Итак, французский социалистический реализм усвоил письмо реализма буржуазного, механически и без разбора используя все интенциональные знаки его «мастерства». Вот, к примеру, несколько строчек из романа Р. Гароди: «…его тело, склоненное над линотипом, в неудержимом порыве стремилось слиться с клавиатурой…; радость пела в его мышцах, и его пальцы, легкие и сильные, порхали, словно танцуя…; от насыщенных сурьмой испарений кровь стучала в висках и вздувала жилы, отчего возрастали его возбуждение, сила и гнев». Нетрудно заметить, что эти пассажи насквозь метафоричны, ибо читателю во что бы то ни стало нужно внушить, что они «хорошо написаны». Эти метафоры, пропитывающие едва ли не каждое слово, — отнюдь не плод настроения, они не передают никаких индивидуальных переживаний, но выступают как литературные метки, маркирующие определенный тип языка, подобно тому, как на этикетке указывается цена товара.

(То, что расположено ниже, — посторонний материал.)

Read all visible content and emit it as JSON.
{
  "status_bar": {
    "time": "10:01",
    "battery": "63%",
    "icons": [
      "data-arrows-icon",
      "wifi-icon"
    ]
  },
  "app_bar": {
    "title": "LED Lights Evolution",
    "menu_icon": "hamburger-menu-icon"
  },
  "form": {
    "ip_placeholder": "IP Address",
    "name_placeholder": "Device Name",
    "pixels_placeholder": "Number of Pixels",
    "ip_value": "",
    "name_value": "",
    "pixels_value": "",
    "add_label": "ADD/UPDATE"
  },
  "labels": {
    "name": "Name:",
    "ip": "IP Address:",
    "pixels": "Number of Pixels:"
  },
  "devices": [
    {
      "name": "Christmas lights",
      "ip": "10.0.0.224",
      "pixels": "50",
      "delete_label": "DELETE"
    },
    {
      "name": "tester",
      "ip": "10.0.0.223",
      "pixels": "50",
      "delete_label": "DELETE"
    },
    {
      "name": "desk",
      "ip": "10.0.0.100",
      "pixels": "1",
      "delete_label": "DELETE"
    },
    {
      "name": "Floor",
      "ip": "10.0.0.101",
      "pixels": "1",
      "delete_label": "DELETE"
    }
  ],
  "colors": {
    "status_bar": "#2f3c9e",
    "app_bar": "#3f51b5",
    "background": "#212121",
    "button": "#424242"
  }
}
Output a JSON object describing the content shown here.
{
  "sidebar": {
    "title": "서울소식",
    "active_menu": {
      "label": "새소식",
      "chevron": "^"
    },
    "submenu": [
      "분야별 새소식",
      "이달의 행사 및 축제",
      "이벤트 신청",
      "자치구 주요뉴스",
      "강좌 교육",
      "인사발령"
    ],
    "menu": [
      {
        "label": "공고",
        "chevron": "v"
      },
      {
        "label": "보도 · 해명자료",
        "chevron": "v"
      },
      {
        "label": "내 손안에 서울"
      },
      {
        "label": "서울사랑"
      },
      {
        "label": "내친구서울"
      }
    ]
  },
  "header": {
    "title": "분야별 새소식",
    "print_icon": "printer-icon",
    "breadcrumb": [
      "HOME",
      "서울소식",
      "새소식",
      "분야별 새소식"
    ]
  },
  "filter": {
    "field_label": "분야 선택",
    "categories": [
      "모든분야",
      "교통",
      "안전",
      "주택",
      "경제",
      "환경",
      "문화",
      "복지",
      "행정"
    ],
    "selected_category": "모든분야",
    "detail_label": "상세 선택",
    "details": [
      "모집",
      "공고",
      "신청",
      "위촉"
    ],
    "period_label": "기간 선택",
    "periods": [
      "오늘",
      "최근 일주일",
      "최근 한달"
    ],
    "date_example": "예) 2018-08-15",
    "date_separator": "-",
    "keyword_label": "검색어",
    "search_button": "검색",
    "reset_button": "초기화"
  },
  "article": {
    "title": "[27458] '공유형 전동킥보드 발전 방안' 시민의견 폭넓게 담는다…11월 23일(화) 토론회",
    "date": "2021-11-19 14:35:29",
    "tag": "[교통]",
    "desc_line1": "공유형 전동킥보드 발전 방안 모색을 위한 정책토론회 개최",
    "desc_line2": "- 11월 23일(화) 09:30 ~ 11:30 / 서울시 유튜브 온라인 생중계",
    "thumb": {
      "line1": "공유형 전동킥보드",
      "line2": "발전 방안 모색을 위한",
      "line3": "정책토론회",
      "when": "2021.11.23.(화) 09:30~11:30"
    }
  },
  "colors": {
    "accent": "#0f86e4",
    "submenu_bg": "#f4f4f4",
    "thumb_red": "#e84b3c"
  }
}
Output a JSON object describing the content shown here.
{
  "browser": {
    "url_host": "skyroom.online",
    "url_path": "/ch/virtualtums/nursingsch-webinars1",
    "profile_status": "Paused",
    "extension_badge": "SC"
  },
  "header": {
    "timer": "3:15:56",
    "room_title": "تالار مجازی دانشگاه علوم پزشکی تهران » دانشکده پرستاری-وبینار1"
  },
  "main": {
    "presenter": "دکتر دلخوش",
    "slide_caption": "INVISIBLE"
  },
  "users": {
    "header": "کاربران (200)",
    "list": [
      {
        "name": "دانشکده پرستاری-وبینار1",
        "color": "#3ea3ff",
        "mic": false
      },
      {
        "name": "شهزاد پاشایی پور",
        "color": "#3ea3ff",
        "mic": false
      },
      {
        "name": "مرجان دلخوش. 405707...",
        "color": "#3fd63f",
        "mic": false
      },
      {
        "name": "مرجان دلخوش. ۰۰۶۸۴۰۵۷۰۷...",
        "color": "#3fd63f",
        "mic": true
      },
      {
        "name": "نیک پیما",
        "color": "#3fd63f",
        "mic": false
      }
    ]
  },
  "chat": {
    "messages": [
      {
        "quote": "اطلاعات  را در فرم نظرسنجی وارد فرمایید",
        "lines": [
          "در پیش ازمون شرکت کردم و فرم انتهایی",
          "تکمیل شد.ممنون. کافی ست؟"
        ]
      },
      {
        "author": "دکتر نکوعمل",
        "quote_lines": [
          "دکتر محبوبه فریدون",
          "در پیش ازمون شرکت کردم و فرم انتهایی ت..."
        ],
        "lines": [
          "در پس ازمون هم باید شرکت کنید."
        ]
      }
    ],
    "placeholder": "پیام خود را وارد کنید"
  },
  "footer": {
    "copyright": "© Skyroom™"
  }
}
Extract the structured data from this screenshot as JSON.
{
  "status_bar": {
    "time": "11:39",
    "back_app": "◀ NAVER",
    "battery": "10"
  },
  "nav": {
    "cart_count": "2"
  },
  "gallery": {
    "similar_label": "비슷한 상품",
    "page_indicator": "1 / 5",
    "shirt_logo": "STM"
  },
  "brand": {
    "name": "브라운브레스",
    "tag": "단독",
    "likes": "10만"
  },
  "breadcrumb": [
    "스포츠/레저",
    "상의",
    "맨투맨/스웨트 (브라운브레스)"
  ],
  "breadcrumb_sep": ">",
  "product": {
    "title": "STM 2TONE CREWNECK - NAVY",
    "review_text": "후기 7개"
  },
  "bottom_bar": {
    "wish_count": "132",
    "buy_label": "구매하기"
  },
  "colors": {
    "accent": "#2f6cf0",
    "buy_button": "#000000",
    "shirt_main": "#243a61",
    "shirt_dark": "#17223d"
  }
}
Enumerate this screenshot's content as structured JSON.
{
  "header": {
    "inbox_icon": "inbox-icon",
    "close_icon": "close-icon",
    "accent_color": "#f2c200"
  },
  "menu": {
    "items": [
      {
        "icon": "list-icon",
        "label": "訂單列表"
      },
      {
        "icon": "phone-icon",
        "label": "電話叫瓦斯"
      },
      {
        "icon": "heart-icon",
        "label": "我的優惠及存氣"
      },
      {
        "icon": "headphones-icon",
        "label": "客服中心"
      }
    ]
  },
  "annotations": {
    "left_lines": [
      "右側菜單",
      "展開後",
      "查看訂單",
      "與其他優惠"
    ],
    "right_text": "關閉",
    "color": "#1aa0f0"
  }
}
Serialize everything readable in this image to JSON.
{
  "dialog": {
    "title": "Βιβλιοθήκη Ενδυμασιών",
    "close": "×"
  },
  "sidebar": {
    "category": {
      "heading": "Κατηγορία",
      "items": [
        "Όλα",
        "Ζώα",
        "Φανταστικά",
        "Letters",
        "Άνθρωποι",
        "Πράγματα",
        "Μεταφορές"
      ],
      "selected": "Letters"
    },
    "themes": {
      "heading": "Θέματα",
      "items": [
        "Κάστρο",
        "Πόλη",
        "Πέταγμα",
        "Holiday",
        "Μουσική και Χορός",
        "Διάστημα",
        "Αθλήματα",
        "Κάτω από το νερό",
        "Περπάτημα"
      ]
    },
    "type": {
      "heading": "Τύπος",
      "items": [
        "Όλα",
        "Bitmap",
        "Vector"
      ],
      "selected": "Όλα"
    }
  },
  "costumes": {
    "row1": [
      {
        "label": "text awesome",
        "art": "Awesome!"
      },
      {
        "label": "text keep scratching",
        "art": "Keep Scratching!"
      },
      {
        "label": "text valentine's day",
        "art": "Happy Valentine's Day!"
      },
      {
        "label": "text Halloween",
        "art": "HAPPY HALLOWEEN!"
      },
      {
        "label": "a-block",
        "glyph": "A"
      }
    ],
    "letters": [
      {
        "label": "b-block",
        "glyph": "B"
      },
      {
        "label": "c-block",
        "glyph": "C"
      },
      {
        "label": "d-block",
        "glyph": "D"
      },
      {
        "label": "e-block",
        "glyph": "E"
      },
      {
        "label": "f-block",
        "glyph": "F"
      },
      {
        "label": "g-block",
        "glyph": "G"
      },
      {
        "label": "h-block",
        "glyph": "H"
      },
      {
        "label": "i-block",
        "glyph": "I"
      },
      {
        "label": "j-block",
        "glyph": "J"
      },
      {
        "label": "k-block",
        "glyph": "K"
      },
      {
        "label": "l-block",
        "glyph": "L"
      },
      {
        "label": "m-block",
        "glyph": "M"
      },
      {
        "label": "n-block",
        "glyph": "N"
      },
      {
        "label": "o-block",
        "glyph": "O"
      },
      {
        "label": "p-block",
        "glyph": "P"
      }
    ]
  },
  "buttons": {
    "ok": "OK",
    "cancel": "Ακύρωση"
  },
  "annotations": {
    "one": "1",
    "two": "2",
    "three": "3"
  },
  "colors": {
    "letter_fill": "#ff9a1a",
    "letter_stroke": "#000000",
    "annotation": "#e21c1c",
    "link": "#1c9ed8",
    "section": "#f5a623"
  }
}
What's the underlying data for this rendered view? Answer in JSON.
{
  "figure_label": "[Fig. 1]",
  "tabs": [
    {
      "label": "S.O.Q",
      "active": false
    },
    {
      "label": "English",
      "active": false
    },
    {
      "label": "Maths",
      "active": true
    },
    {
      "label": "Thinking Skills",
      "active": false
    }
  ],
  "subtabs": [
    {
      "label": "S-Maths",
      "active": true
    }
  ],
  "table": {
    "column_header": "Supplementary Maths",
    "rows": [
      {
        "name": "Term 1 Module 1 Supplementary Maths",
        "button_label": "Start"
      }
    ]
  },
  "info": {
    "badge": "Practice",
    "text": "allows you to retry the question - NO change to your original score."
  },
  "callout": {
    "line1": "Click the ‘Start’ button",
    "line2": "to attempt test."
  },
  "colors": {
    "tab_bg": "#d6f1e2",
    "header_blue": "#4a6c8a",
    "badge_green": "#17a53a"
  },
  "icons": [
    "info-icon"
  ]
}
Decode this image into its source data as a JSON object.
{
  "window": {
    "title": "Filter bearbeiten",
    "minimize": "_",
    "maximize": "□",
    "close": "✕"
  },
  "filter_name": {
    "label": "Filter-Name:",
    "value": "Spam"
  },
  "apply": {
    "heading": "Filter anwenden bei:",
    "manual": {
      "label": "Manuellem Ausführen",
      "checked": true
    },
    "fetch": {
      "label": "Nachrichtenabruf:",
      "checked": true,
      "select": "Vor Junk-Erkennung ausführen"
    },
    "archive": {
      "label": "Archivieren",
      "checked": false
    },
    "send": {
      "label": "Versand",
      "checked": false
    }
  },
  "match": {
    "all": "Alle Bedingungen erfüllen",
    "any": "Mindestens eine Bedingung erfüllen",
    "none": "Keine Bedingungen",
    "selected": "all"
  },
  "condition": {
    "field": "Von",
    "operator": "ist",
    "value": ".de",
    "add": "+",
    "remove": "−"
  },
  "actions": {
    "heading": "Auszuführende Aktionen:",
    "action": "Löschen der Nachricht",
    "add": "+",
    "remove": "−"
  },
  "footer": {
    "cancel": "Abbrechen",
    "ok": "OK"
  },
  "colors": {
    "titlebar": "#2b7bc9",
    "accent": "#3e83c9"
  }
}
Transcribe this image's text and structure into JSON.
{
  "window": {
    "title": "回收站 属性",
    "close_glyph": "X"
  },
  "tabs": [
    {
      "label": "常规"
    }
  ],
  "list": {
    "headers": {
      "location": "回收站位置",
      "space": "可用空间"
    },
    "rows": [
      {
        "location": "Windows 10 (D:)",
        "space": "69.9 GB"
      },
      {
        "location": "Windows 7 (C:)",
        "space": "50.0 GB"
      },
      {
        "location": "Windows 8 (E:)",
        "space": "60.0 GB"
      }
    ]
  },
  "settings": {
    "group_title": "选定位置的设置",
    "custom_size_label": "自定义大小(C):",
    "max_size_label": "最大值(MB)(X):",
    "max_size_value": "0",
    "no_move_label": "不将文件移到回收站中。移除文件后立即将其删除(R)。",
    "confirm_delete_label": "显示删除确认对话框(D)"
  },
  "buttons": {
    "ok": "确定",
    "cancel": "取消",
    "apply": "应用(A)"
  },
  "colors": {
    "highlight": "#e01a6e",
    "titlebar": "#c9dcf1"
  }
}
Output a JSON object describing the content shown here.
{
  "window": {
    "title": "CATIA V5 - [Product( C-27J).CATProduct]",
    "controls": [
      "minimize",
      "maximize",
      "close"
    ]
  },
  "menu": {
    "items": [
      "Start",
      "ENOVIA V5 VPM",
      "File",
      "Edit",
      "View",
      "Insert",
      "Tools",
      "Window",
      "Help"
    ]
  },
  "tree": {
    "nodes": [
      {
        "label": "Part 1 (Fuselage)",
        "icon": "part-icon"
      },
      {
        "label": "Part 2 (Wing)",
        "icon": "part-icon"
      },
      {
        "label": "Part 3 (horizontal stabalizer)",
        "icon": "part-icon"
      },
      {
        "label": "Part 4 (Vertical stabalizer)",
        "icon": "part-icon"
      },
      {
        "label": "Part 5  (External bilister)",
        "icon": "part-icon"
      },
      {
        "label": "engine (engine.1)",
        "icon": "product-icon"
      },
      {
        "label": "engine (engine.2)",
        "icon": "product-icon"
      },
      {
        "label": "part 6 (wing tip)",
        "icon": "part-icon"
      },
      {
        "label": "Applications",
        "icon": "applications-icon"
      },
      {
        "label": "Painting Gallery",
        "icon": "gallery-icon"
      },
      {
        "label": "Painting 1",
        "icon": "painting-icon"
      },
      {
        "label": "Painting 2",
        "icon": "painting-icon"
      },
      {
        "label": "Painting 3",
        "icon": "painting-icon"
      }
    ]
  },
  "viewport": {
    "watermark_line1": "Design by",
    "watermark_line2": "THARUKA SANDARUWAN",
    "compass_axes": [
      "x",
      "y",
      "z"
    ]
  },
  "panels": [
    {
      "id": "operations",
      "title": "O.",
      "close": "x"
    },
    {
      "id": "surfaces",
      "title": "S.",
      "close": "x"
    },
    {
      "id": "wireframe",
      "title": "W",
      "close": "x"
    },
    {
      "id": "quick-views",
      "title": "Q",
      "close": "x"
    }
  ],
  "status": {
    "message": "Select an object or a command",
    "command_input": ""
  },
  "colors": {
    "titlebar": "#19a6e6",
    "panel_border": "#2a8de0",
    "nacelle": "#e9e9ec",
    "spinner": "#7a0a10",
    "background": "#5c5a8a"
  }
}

«Печатать на машинке», «стучать» (о крови), «испытать счастье в первый раз» — таков наш реальный язык, но реализму подобный язык чужд. Чтобы творить Литературу, надлежит изъясняться так: «играть на клавиатуре линотипа», «жилы вздуваются», «то было первое мгновение в его жизни, когда его посетило счастье». Реалистическое письмо не чревато ничем, кроме прециозности. Гароди пишет: «После каждой строчки линотип своей изящной рукой приподнимал щепотку пританцовывающих матриц»; или: «От ласковых прикосновений его пальцев медные матрицы слегка вздрагивали, пробуждаясь, и с веселым перезвоном падали вниз, словно тренькающие капли дождя». Вот на этом-то жаргоне и говорят Катос и Магделон.
Следует, разумеется, принять во внимание фактор посредственности. Гароди крайне посредственен. Приемы Андре Стиля куда тоньше, но и они не выходят за рамки правил, диктуемых художественно-реалистическим письмом. Метафора у Стиля — не более чем клише, практически полностью растворенное в реальном языке и служащее ненавязчивым знаком Литературности: «чистый, словно родниковая вода», «пергаментные от холода руки» и т. п.; здесь прециозность уходит из лексики в синтаксис; так что признаком Литературы, как и у Мопассана, становится искусственное расчленение фразы («d'une main, elle souleve les genoux, pliee en deux»). Этот насквозь условный язык способен представлять реальность лишь в закавыченном виде: А. Стиль пользуется просторечными словечками и неряшливыми оборотами в сочетании с сугубо литературным синтаксисом: «C'est vrai, il chachute drolement, le vent». Или еще лучше: «En plein vent, berets et casquettes secoues au-dessus des yeux, ils se regardent avec pas mal de curiosite» (разговорное «pas mal de» соседствует с абсолютным причастием, совершенно неупотребительным в обиходном языке). Особый разговор об Арагоне; у него совершенно другие корни; он любит добавлять в реалистическое описание немного красок, взятых в XVIII в., слегка смешивая Лакло и Золя.
Возможно, в этом исполненном благоразумия письме революционеров сквозит ощущение некоего бессилия, неспособности уже сейчас создать свободное письмо как таковое. Возможно также, что скомпрометированность буржуазного письма дано чувствовать лишь самим буржуазным писателям: крушение литературного письма оказалось фактом сознания, а вовсе не революционным деянием. Известно, что сталинская идеология устраивает террор против любой, даже самой революционной проблематики, в особенности против последней, коль скоро, с точки зрения сталинизма, буржуазное письмо в конечном счете представляет меньшую опасность, нежели процесс над ним. Вот почему писатели-коммунисты — единственные, кто ничтоже сумняшеся продолжает поддерживать буржуазное письмо, заклейменное самими буржуазными писателями уже давным-давно — тогда, когда они почувствовали, что попали в тенета собственной идеологии, а это случилось в те времена, когда действительность подтвердила правоту марксизма.
IV. Письмо и молчание
Составляя часть буржуазной вотчины, ремесленническое письмо не могло нарушить никакого порядка; не участвуя в иных битвах, писатель был предан единственной страсти, оправдывавшей все его существование, — созиданию формы.